Wednesday, September 22, 2010


I have received lot of queries regarding the open offer made by the existing promoters of Vimal oil and foods @ Rs.51/-. As per the prevailing law, promoters can hike their stake through creeping acquisition method upto 5% in each financial year .But in this case they have  pumped an amount more than  Rs.30 Cr by subscribing 60 lac equity shares at a price of Rs.50.16/- through preferential issue . This is  way above the limit of 15%(upto open offer not applicable).Hence as per the rule ,it is a mandatory open offer. Since the market price is above open offer price ,chances are low to get shares in this offer till market price ruling above the open offer price . This means ,open offer @ Rs.51/- is not a reason to come down the share price to this level in any way.On the other side ,this development is really a positive one.Promoters are bringing huge money to the company itself is a sign of their confidence .This amount is expected to partly used for reducing debt  and balance for further business development ,which is positive for the company in the long run

This is to clarify some doubts raised by some readers as comments and through e-mail.


  1. Sir,

    Your view on BAG Film and Media?
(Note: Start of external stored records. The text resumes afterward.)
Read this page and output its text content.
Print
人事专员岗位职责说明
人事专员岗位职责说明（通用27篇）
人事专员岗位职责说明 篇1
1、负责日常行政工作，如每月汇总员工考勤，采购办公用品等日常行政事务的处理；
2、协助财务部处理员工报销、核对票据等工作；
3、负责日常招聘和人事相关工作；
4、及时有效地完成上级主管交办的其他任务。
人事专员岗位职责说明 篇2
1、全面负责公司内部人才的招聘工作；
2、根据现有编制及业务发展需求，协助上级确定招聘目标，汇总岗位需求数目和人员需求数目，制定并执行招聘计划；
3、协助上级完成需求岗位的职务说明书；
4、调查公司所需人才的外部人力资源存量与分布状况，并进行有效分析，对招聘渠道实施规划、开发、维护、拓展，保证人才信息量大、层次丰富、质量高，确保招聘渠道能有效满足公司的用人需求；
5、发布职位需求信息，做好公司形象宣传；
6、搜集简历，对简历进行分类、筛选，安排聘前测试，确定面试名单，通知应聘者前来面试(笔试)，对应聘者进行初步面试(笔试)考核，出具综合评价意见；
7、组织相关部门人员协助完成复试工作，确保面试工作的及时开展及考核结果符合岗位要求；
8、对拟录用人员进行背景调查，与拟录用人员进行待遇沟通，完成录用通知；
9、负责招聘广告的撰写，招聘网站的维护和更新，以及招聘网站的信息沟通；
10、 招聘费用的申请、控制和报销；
It is tarding at year low Price. Can i invest with 6 months timeframe


  2. For significant improvement in financials ,you may need to wait atleast two years.May get only a small bounce in share price from current level- in short term

  3. Thanks..for the quick response...sir.

  4. hello sir. i am following your blog for some time now. i must say that this is a finest blog in this genre.
    thank you so much for educating and directing all of us.